Ik wist dat de ruimte niet was gebonden aan de kamer waar ik die eerste ervaring had. In allerlei nuances diende zij zich aan, niet alleen binnen, maar vooral buiten, op stranden en in vreemde steden alsof de voorwaarde om iets te kunnen zien - want dat is ruimte - steeds opnieuw door mij onderzocht moest worden voor ik met het herkennen van een straathoek, een plein, de horizon of de hemel kon beginnen.
Nooit slaagde ik daar helemaal in. Het was of mij duidelijk moest worden gemaakt dat ik maar een beperkt kenner van de ruimte was. Ik werd telkens weer gedwongen om datgene te temmen wat ik vroeger, als iedereen, had kunnen overslaan. Dat waar ik eerst dwars doorheen had gekeken, liet zich nu niet meer passeren.
‘Als je goed om je heen kijkt, dan zie je dat alles gekleurd is’, had ik eens gedacht, zeker niet in de verwachting dat ik ooit moeite zou doen om die zin te bereiken. ‘Als je goed om je heen kijkt...’, het leek het allereenvoudigste. Ik had toen niet begrepen dat daaraan iets voorafgaat. Ik moet dat ook kúnnen, niet afhankelijk worden van die zich bevindt tussen je ogen en alles dat zichtbaar is, ongeacht de afstand. En dat was ik wel degelijk geworden.
bl. 33: tweede kolom, vijfde regel van onderen: ‘mijn vriend Brans’ moet zijn: ‘mijn vriend Brands’.
bl. 35: tweede kolom, een na laatste zin.
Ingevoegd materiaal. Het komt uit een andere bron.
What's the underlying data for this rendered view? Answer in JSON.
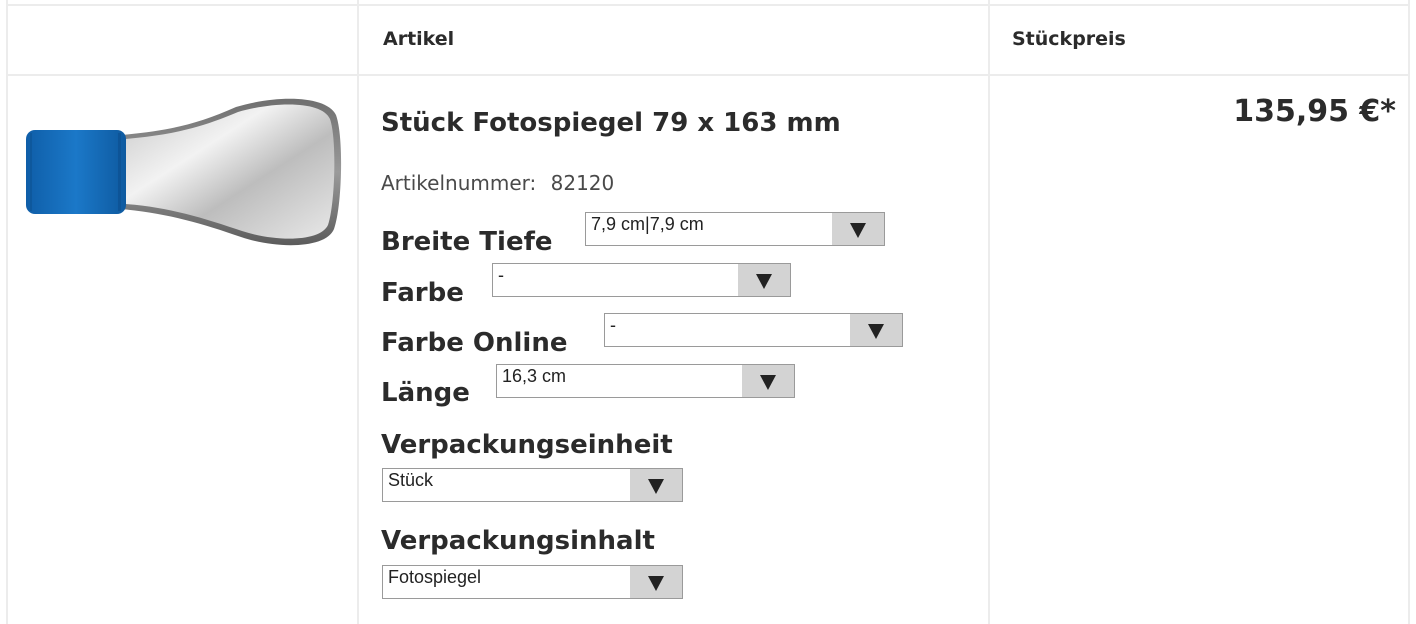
{
  "table": {
    "headers": {
      "article": "Artikel",
      "unit_price": "Stückpreis"
    }
  },
  "product": {
    "image_icon": "product-photo-mirror",
    "title": "Stück Fotospiegel 79 x 163 mm",
    "article_number_label": "Artikelnummer:",
    "article_number": "82120",
    "price": "135,95 €*"
  },
  "options": {
    "breite_tiefe": {
      "label": "Breite Tiefe",
      "value": "7,9 cm|7,9 cm"
    },
    "farbe": {
      "label": "Farbe",
      "value": "-"
    },
    "farbe_online": {
      "label": "Farbe Online",
      "value": "-"
    },
    "laenge": {
      "label": "Länge",
      "value": "16,3 cm"
    },
    "verpackungseinheit": {
      "label": "Verpackungseinheit",
      "value": "Stück"
    },
    "verpackungsinhalt": {
      "label": "Verpackungsinhalt",
      "value": "Fotospiegel"
    }
  },
  "colors": {
    "handle_blue": "#1570c0",
    "select_arrow_bg": "#d3d3d3",
    "border": "#ececec"
  }
}
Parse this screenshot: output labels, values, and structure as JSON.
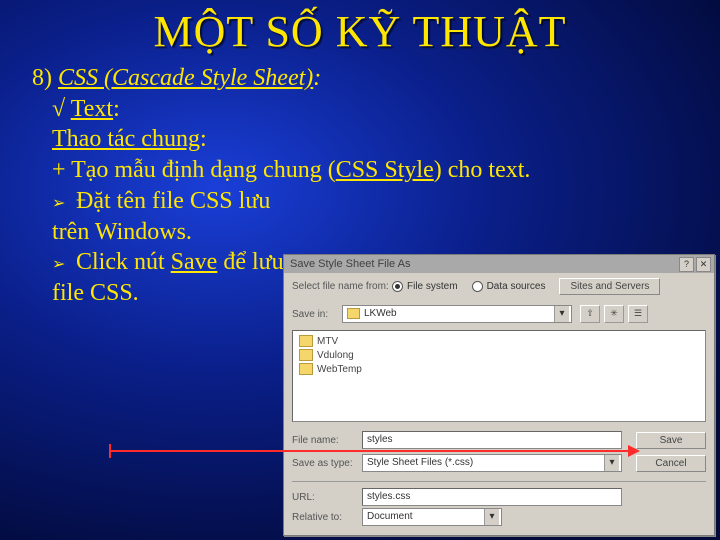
{
  "title": "MỘT SỐ KỸ THUẬT",
  "heading_num": "8) ",
  "heading_text": "CSS (Cascade Style Sheet)",
  "heading_colon": ":",
  "check": "√ ",
  "sub1": "Text",
  "sub2": "Thao tác chung",
  "line3a": "+ Tạo mẫu định dạng chung (",
  "line3b": "CSS Style",
  "line3c": ") cho text.",
  "bullet_char": "➢",
  "b1": " Đặt tên file CSS lưu trên Windows.",
  "b2a": " Click nút ",
  "b2b": "Save",
  "b2c": " để lưu file CSS.",
  "dialog": {
    "title": "Save Style Sheet File As",
    "select_label": "Select file name from:",
    "r1": "File system",
    "r2": "Data sources",
    "sites_btn": "Sites and Servers",
    "savein_label": "Save in:",
    "savein_value": "LKWeb",
    "folders": [
      "MTV",
      "Vdulong",
      "WebTemp"
    ],
    "filename_label": "File name:",
    "filename_value": "styles",
    "save_btn": "Save",
    "saveas_label": "Save as type:",
    "saveas_value": "Style Sheet Files (*.css)",
    "cancel_btn": "Cancel",
    "url_label": "URL:",
    "url_value": "styles.css",
    "rel_label": "Relative to:",
    "rel_value": "Document"
  }
}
Deze moet luiden: ‘De oude kunstenaar kijkt licht verstoord alsof hij bij het wiegen van een beminde wordt lastig gevallen’.
bl. 46: de derde regel van onderen moet luiden: ‘zodat we het zien kunnen verdragen’.
bl. 58: het onderschrift bij de foto van de politie-agent moet luiden: Willem Haberer in ‘Het geloof in de fantasie’.